Summer bash at the Royal Academy
I am currently in the middle of examining and not covering myself with glory. I might have got a First when I was taking the damn things, but when it comes to exam administration I fear that I am in the running for a rather undistinguished 2.2. The less said about which the better.
So it felt as a bit of an undeserved reward last night to go to the Royal Academy's Annual Dinner, which happens just before the Summer Exhibition opens. It's one of those parties that you cross your fingers that you'll be still on the guest list next year (if anyone in the Academy is reading this, that is a hopelessly ill-disguised petitio benevolentiae).
Champagne flows in Trimalchian quantities (consumed in part by some of the very people who in public are telling us so fiercely to quit all this binge drinking), the food is not bad at all, and I've never sat next to anyone boring. Last night I fetched up, at one end of a table, between a Syrian cardiologist (could be useful), and pair of Academicians -- painter and sculptor -- and the Academy's Deputy Development Director. We had, as I recall, a great time, but the fug of champagne the morning after has rather blurred the precise topic of our conversation.

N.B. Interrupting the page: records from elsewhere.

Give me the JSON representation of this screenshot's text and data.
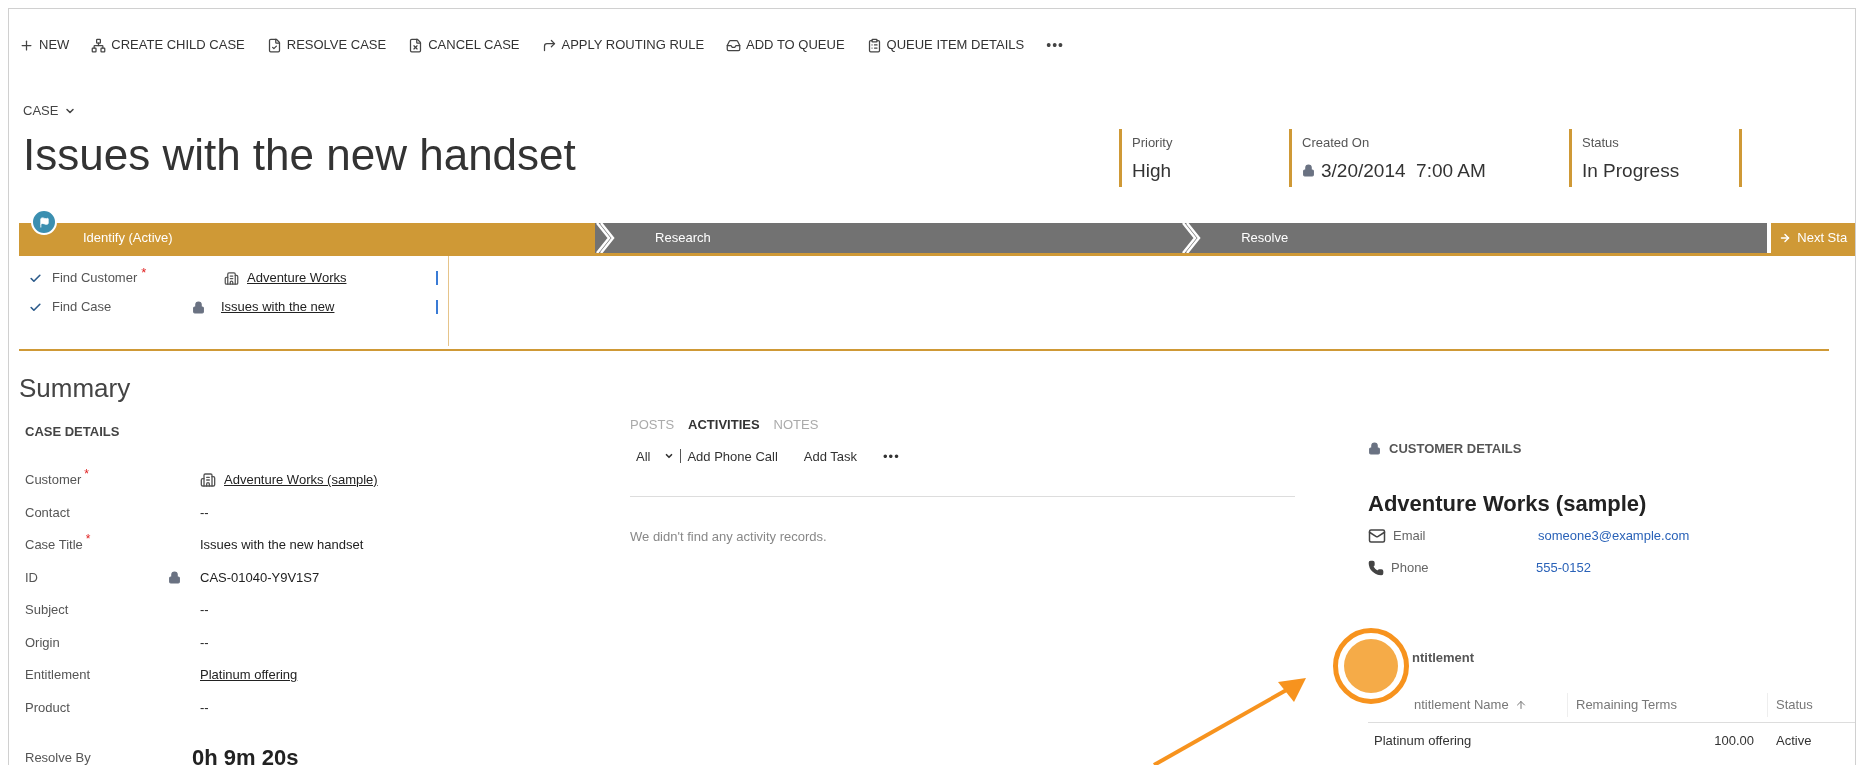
{
  "toolbar": [
    {
      "label": "NEW"
    },
    {
      "label": "CREATE CHILD CASE"
    },
    {
      "label": "RESOLVE CASE"
    },
    {
      "label": "CANCEL CASE"
    },
    {
      "label": "APPLY ROUTING RULE"
    },
    {
      "label": "ADD TO QUEUE"
    },
    {
      "label": "QUEUE ITEM DETAILS"
    }
  ],
  "toolbar_more": "•••",
  "entity_selector": "CASE",
  "title": "Issues with the new handset",
  "header_fields": [
    {
      "label": "Priority",
      "value": "High",
      "locked": false
    },
    {
      "label": "Created On",
      "value": "3/20/2014  7:00 AM",
      "locked": true
    },
    {
      "label": "Status",
      "value": "In Progress",
      "locked": false
    }
  ],
  "process": {
    "stages": [
      {
        "label": "Identify (Active)",
        "selected": true
      },
      {
        "label": "Research",
        "selected": false
      },
      {
        "label": "Resolve",
        "selected": false
      }
    ],
    "next": "Next Sta",
    "steps": [
      {
        "label": "Find Customer",
        "required_mark": "*",
        "done": true,
        "locked": false,
        "value": "Adventure Works"
      },
      {
        "label": "Find Case",
        "done": true,
        "locked": true,
        "value": "Issues with the new"
      }
    ]
  },
  "summary": {
    "title": "Summary",
    "section": "CASE DETAILS",
    "fields": [
      {
        "label": "Customer",
        "required_mark": "*",
        "locked": false,
        "kind": "lookup",
        "value": "Adventure Works (sample)"
      },
      {
        "label": "Contact",
        "locked": false,
        "kind": "text",
        "value": "--"
      },
      {
        "label": "Case Title",
        "required_mark": "*",
        "locked": false,
        "kind": "text",
        "value": "Issues with the new handset"
      },
      {
        "label": "ID",
        "locked": true,
        "kind": "text",
        "value": "CAS-01040-Y9V1S7"
      },
      {
        "label": "Subject",
        "locked": false,
        "kind": "text",
        "value": "--"
      },
      {
        "label": "Origin",
        "locked": false,
        "kind": "text",
        "value": "--"
      },
      {
        "label": "Entitlement",
        "locked": false,
        "kind": "link",
        "value": "Platinum offering"
      },
      {
        "label": "Product",
        "locked": false,
        "kind": "text",
        "value": "--"
      }
    ],
    "resolve_by": {
      "label": "Resolve By",
      "value": "0h 9m 20s"
    }
  },
  "activities": {
    "tabs": [
      {
        "label": "POSTS",
        "selected": false
      },
      {
        "label": "ACTIVITIES",
        "selected": true
      },
      {
        "label": "NOTES",
        "selected": false
      }
    ],
    "filter": "All",
    "actions": [
      "Add Phone Call",
      "Add Task"
    ],
    "more": "•••",
    "empty": "We didn't find any activity records."
  },
  "customer": {
    "section": "CUSTOMER DETAILS",
    "name": "Adventure Works (sample)",
    "contacts": [
      {
        "kind": "email",
        "label": "Email",
        "value": "someone3@example.com"
      },
      {
        "kind": "phone",
        "label": "Phone",
        "value": "555-0152"
      }
    ]
  },
  "entitlement": {
    "title": "ntitlement",
    "columns": [
      {
        "label": "ntitlement Name",
        "sorted": true
      },
      {
        "label": "Remaining Terms",
        "sorted": false
      },
      {
        "label": "Status",
        "sorted": false
      }
    ],
    "rows": [
      [
        "Platinum offering",
        "100.00",
        "Active"
      ]
    ]
  }
}
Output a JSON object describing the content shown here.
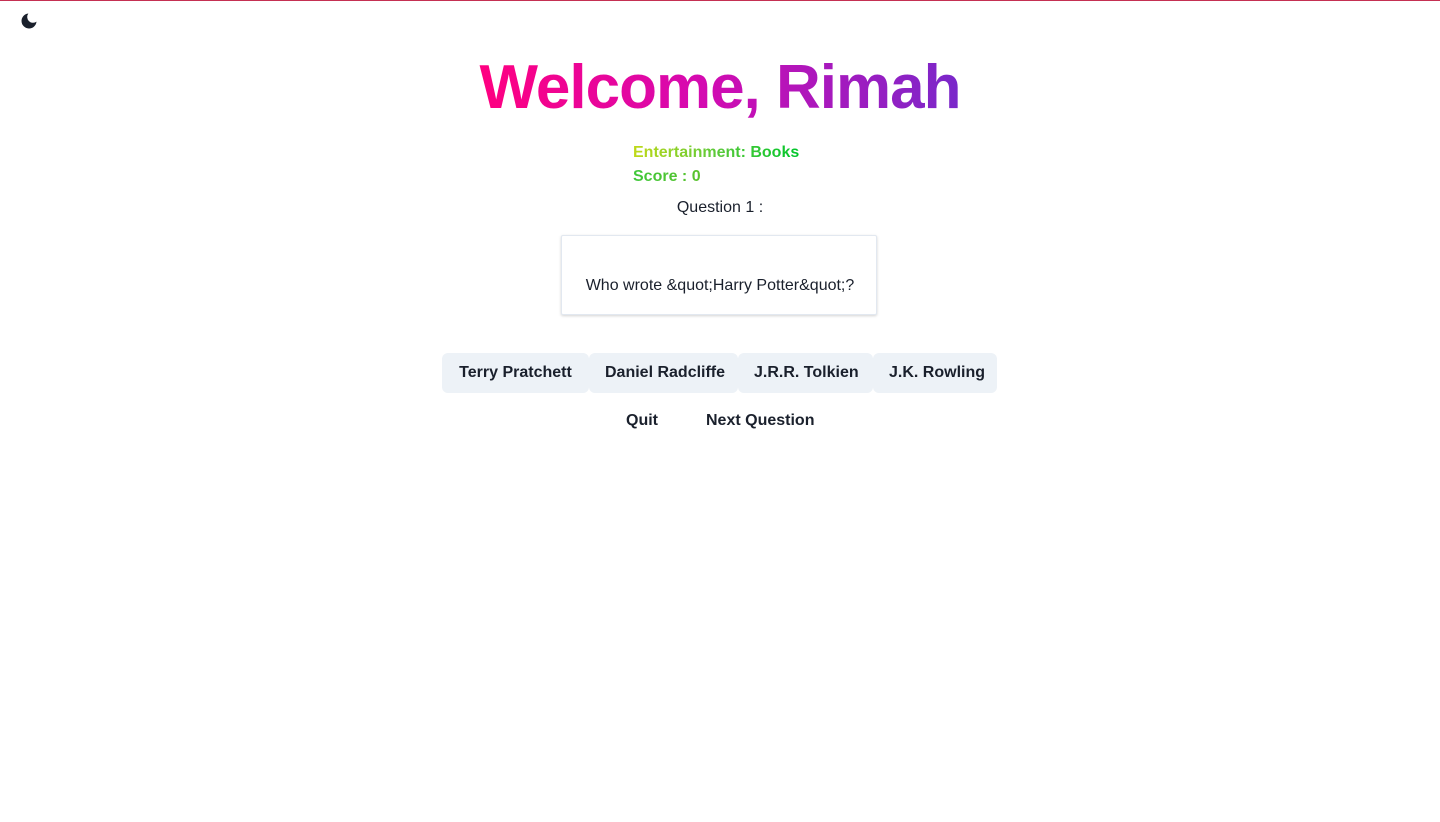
{
  "colors": {
    "accent_top_border": "#c53052",
    "title_gradient": [
      "#ff0080",
      "#7928ca"
    ],
    "meta_gradient": [
      "#c0d918",
      "#00c62b"
    ],
    "answer_bg": "#edf2f7"
  },
  "header": {
    "theme_toggle_icon": "moon-icon"
  },
  "welcome": {
    "title": "Welcome, Rimah"
  },
  "quiz": {
    "category": "Entertainment: Books",
    "score_label": "Score : 0",
    "question_number": "Question 1 :",
    "question_text": "Who wrote &quot;Harry Potter&quot;?"
  },
  "answers": [
    {
      "label": "Terry Pratchett"
    },
    {
      "label": "Daniel Radcliffe"
    },
    {
      "label": "J.R.R. Tolkien"
    },
    {
      "label": "J.K. Rowling"
    }
  ],
  "actions": {
    "quit_label": "Quit",
    "next_label": "Next Question"
  }
}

The point of the occasion, I should say, is not really to examine the exhibition in any detail. But I did find myself poring over one rather striking item.
It was a sculpture by Ruth Dupre, not unlike the one in the picture. It was made of glass and was entitled BUTCHERY: a butcher's block with four (I think) hunks of (glass) meat on the top, and from each one a large glistening glob of (glass) blood was oozing out and hanging down. (Could be yours for £3,400; the husband I should say was not so keen, even if we had had the money).
It fits, I guess, with one theme of this year's show which is "raw".
Anyway I picked up some of the curious traditions that still go in the hanging of this venerable old show, now an annual event for almost 250 years. Apparently they spend the hard days getting the stuff on the wall, drinking a peculiar concoction of warm sherry and marmite (a tipple that in some circuitous way is said to go back to Sir Joshua (pictured at the top) himself...though quite what they had in the eighteenth century instead of the marmite, I'm not sure.
I suspect that the poor old Academicians have to pretend to like the stuff. But the champagne at the opening must come as a bit of a relief.